New dirt thrown in squabble over candidates' war records



By Andrew Gumbel in Los Angeles

The controversy over John Kerry's Vietnam War record looked set yesterday to escalate into a duel between the two competing presidential campaigns, after new, unflattering details emerged about George Bush's much questioned National Guard service in Texas and Alabama in 1971-72.

The widow of one of the Bush family's closest confidants of the period alleged that the reason the young Mr Bush was transferred to Alabama was that his drunken, boorish behaviour was becoming a political liability for his father - who was serving as US ambassador to the United Nations - and the family was keen to get him out of Texas.

Linda Allison said she never once saw him in uniform in Alabama, despite the Bush family's protestations to the contrary. Instead, he was attached to the Republican Senate campaign that her husband Jimmy was running. Corroborating earlier first-hand accounts, she said George W would sleep in late after all-night benders, arrive at the office around noon and leave early.

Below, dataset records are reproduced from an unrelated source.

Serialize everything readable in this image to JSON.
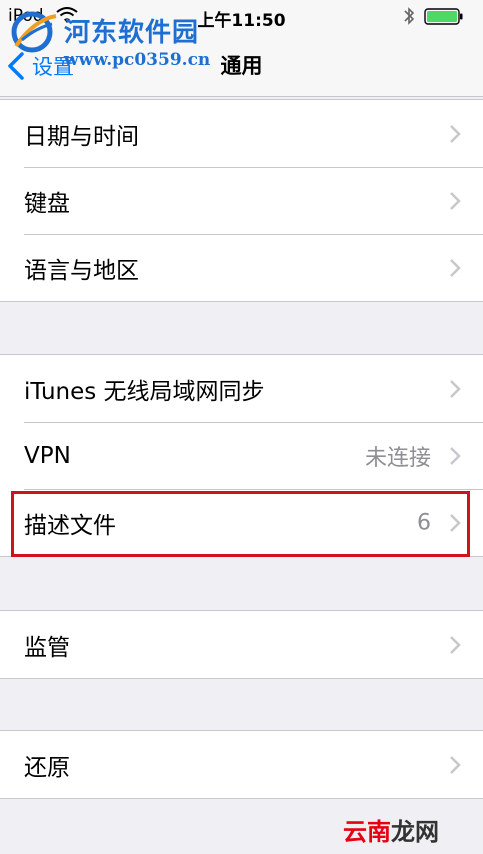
{
  "status_bar": {
    "carrier": "iPod",
    "time": "上午11:50",
    "icons": [
      "wifi-icon",
      "bluetooth-icon",
      "battery-icon"
    ]
  },
  "nav": {
    "back_label": "设置",
    "title": "通用"
  },
  "groups": [
    {
      "items": [
        {
          "label": "日期与时间",
          "detail": ""
        },
        {
          "label": "键盘",
          "detail": ""
        },
        {
          "label": "语言与地区",
          "detail": ""
        }
      ]
    },
    {
      "items": [
        {
          "label": "iTunes 无线局域网同步",
          "detail": ""
        },
        {
          "label": "VPN",
          "detail": "未连接"
        },
        {
          "label": "描述文件",
          "detail": "6"
        }
      ]
    },
    {
      "items": [
        {
          "label": "监管",
          "detail": ""
        }
      ]
    },
    {
      "items": [
        {
          "label": "还原",
          "detail": ""
        }
      ]
    }
  ],
  "watermarks": {
    "top_title": "河东软件园",
    "top_url": "www.pc0359.cn",
    "bottom_part1": "云南",
    "bottom_part2": "龙网"
  },
  "colors": {
    "accent": "#007aff",
    "highlight": "#d0121b",
    "background": "#efeff4"
  }
}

On election night, when it became clear that the campaign to unseat the incumbent Democratic senator, John Sparkman failed, Ms Allison said she encountered Mr Bush urinating on a car in the campaign parking lot. She later heard that he had yelled obscenities at police officers.

Ms Allison's account, which she gave to the online magazine Salon.com, was one of a number of indications of a backlash against the President after weeks of attacks on Senator Kerry's Vietnam War record by a group of ardent pro-Bush Republicans calling themselves Swift Boat Veterans for Truth.


Like the proverbial turd in a punchbowl, the sordid truth of Dubbyuh's "war years" floats to the surface. Yessiree folks, this is the man who want to steer the ship of state. The only problem is he's about to gut the ship on the reefs of the real world rather than sail on the seas of his ETOH impaired vision of the world. Twenty plus years of alcohol abuse leaves a permanent mark on one's cognitive abilities, as Dubbyuh so readily demonstrates. It's time to throw the cap'n overboard and get a steady hand at the helm.